In part, they conclude, because the studies simply compared people who got a flu shot with people who didn't, after the fact. And it may be that sicker, frail elderly people were more likely to skip flu shots.
In addition, the studies looked only at the flu-season period, using a long-standing but indirect method of assessing flu-related deaths.
When Group Health researchers studied their own patients last year, they found the risk of death among vaccinated elderly during the winter flu season was half that of those who weren't vaccinated — just like the previous studies showed.
But looking at the rest of the year, they found unvaccinated elderly still died at much higher rates than those who had flu shots — for reasons unrelated to flu, Jackson said.
Dr.
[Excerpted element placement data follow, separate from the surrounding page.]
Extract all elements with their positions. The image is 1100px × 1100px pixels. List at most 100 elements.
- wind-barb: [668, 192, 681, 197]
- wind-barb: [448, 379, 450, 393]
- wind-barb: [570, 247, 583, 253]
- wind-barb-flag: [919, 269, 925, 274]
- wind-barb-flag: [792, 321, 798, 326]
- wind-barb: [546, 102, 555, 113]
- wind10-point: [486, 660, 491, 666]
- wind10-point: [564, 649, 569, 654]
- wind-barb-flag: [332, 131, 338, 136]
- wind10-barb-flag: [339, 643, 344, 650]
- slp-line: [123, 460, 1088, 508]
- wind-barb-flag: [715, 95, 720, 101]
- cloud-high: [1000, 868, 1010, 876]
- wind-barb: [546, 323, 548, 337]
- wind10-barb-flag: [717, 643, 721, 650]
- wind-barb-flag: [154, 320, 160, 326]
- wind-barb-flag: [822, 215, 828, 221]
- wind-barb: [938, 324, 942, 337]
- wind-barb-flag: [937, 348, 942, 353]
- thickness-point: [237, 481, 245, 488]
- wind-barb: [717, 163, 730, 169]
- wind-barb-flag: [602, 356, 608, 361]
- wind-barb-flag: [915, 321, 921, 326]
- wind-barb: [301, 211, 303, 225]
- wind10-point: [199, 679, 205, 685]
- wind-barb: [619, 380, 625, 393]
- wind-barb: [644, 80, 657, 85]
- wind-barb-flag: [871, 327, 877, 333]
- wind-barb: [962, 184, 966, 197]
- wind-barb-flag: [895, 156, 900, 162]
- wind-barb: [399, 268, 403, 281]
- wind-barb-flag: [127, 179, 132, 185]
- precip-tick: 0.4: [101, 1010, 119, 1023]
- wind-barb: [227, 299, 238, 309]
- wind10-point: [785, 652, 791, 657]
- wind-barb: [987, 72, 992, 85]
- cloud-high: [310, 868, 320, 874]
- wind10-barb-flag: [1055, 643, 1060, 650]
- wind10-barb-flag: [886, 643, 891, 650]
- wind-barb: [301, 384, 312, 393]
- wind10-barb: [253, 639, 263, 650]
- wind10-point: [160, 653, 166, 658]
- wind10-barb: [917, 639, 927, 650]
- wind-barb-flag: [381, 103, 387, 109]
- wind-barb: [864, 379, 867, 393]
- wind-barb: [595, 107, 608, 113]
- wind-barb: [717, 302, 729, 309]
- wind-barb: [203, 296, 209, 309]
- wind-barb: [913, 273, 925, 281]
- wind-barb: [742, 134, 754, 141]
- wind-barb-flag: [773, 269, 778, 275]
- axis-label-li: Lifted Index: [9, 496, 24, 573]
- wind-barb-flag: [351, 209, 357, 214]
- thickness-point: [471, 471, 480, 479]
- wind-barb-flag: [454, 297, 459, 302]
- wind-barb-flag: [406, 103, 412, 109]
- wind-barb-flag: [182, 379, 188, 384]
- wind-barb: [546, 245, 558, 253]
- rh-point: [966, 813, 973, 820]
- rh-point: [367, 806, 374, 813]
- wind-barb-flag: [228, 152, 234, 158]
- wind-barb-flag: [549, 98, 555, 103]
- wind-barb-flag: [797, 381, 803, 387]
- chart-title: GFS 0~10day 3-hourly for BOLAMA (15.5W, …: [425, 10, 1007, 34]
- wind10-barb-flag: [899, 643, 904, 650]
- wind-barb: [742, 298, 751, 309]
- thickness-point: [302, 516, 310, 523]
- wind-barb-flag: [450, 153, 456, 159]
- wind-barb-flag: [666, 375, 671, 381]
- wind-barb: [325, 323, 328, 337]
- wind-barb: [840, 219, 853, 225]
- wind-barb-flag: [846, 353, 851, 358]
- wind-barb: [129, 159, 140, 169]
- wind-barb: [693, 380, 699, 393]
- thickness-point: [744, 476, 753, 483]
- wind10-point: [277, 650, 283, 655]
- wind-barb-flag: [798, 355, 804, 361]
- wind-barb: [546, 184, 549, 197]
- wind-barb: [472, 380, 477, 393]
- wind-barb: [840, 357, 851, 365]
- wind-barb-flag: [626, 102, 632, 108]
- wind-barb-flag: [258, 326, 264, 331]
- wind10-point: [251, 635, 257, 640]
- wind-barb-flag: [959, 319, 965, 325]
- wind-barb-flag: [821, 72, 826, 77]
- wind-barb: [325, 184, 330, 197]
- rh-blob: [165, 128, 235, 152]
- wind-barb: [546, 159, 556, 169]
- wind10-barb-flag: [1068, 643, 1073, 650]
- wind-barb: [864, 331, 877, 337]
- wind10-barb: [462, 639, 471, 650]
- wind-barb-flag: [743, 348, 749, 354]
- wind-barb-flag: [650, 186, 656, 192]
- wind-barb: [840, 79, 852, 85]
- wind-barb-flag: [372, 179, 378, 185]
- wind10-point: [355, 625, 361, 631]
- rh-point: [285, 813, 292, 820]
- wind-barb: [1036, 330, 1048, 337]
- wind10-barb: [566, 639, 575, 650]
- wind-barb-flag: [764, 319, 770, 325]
Jeff Duchin, director of communicable-disease control for Public Health — Seattle & King County, said at least one study cited by the researchers showed some reduction in death rates for people age 70 and older.
"The bottom line is: The virus kills hundreds of thousands of people every year, and the vaccine works," Duchin said. "The researchers are debating about how best to measure that. But people need to understand they get protection from the vaccine."
On average, antibody response to the vaccine, necessary to confer protection against the flu, declines as people age, Jackson noted. But researchers don't know how much response is necessary to prevent flu.
And seniors are a diverse group, she added. "In their 70s, some are climbing Mount Rainier, and others are bedridden."
For now, the researchers say, elderly people should continue to get flu shots, because there is little risk. "We're not saying we should reverse our policy," Jackson said. "We know the vaccine prevents the flu in some people, and that likely includes some seniors."
But a more realistic assessment of the vaccine's benefits, she said, may push researchers to begin studying other strategies to help the elderly avoid flu and its complications.